SOUTH AMHERST — You wouldn’t want to cross paths with the likes of Aftermath, Shawn Blaze or the Meat Market Mauler. And you definitely wouldn’t want to get in the wrestling ring with them.

But about 70 loyal fans braved Saturday’s snow to watch more than 20 Mega Championship Wrestling stars beat the tar out of each other at the South Amherst Community Center.

CARL SULLENBERGER / CHRONICLE
Jason Bane holds “Killer” Chris Kole before slamming him during their match Saturday at South Amherst Community Center.

“I’d get up there if I could avoid a broken neck,” said Logan Perkins, 12, of Elyria, who spent the night getting autographs from his favorite MCW characters.

The real action, though, was at the door, where canned goods were collected to benefit the Second Harvest Food Bank.

It was a small take — only about 100 cans due to low attendance because of the storm — but MCW owner Jeff Traxler, 34, of Elyria, said he appreciated every donation.

The night’s proceeds from ticket sales were also were being given to Second Harvest, he said.

Traxler said he wanted to be a wrestler ever since he was a small boy. “I just didn’t know where to go to do it. So I decided I was going to do it myself,” he said.

In 1998, he launched Mega Championship Wrestling and lost $4,000 trying to produce a full-blown extravaganza with his first show.

Today, he’s fixed those early mistakes and draws about 200 people to 10 shows a year in South Amherst and Norwalk, and at Lorain County Community College.

He’s also found about 20 regular musclemen to perform, including Jake “Sodapop Johnson” Marimberga, 23, of Sheffield Lake.

Some nights, Marimberga plays a good guy in the ring, and other nights he’s a bad guy.
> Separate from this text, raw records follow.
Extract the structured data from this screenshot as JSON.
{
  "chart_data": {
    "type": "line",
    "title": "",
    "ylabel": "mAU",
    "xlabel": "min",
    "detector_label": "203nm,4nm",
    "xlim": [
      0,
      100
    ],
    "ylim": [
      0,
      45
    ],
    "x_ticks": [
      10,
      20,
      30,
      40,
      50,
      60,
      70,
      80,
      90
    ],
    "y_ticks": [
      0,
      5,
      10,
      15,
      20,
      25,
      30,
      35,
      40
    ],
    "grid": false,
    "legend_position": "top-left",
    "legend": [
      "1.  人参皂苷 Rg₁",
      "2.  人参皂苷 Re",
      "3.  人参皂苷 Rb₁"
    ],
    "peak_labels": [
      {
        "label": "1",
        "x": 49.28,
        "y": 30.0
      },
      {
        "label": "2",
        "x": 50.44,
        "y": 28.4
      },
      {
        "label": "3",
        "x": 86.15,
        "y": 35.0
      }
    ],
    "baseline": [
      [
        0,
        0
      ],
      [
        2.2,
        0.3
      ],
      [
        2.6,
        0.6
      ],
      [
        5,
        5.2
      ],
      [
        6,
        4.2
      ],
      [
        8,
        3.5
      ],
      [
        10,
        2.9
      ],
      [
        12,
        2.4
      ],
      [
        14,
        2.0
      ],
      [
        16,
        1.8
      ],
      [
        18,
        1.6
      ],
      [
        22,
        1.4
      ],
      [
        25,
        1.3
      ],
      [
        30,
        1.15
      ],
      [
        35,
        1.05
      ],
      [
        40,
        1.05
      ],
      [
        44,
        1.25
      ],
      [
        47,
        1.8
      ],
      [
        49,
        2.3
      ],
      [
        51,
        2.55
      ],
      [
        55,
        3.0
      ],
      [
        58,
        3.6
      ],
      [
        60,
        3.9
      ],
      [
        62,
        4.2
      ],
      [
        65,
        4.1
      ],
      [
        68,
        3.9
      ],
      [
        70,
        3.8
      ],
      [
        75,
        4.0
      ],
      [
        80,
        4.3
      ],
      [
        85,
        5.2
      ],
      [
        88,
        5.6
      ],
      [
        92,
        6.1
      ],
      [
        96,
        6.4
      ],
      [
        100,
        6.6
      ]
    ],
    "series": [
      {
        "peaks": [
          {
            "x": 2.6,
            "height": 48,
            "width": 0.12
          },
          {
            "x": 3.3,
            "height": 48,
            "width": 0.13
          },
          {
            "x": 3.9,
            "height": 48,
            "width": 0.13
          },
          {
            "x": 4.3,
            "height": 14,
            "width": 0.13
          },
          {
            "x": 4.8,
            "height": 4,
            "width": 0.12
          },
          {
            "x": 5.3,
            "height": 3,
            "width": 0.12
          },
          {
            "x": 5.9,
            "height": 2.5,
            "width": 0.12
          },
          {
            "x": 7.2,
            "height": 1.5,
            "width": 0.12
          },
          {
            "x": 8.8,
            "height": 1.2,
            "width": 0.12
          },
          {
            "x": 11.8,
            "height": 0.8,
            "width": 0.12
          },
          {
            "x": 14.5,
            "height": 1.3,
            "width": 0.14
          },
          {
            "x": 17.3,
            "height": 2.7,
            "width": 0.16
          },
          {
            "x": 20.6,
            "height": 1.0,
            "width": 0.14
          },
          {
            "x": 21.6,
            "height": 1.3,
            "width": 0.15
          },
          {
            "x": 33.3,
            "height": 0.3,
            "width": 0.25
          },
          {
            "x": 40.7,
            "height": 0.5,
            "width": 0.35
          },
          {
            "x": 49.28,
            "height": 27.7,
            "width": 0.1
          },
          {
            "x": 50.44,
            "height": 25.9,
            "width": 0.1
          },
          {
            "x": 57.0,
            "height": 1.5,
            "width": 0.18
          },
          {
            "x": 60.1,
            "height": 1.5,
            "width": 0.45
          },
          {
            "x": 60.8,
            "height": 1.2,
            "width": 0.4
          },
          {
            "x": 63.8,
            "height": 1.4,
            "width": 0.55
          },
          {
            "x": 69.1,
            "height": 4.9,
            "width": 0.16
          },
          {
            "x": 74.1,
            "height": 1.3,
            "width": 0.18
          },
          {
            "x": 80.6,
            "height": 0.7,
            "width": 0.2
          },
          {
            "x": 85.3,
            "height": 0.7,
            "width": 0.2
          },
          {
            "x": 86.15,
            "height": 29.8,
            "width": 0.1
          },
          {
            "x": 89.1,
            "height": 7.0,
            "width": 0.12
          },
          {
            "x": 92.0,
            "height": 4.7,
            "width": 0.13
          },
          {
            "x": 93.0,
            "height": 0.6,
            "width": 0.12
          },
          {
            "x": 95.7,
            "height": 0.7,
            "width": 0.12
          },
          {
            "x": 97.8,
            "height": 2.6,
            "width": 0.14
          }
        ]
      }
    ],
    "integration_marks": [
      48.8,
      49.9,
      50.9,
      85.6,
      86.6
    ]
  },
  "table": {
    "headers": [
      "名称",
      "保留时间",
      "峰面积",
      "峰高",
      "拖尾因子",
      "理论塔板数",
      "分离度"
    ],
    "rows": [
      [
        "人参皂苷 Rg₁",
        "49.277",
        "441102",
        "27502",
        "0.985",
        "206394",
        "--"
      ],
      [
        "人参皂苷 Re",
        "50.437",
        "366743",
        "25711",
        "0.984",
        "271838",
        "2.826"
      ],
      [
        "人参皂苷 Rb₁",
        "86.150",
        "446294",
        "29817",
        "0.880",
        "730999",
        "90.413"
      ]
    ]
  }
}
“You want them either cheering or booing at you. It doesn’t matter which one, as long as you’re getting a big reaction,” he said.

“Killer” Chris Kole, 25, of Lorain, has been with Traxler since the start but has wrestled all over the world, too.

In the past several years, he’s performed with the USO for troops in Japan, Korea, Guam, Bosnia, Kosovo, Germany and Austria.

The crowds were sometimes as big as 15,000, but Kole said nothing prepared him for an audience of millions when he went on national television in October. That’s when he fought 347-pound WWE superstar Umaga at The Q in Cleveland. The fight aired on Monday Night Raw on the USA Network and on Telemundo.

The huge Samoan wrestler quickly ripped Kole limb from limb, but it was still the fulfillment of a childhood dream.

Kole said he has wanted to be a professional wrestler since he was 4 years old, when his mother would take him to matches. He was so excited that he made his own ring with twine and practiced body-slamming a stuffed animal, he said.

Now Kole is Traxler’s top trainer at a wrestling school in Elyria, where he drills students for as long as two years before they’re allowed in the MCW ring.

“It’s a lot harder than people think. I bounce 95 percent of the guys who come in within the first week,” he said.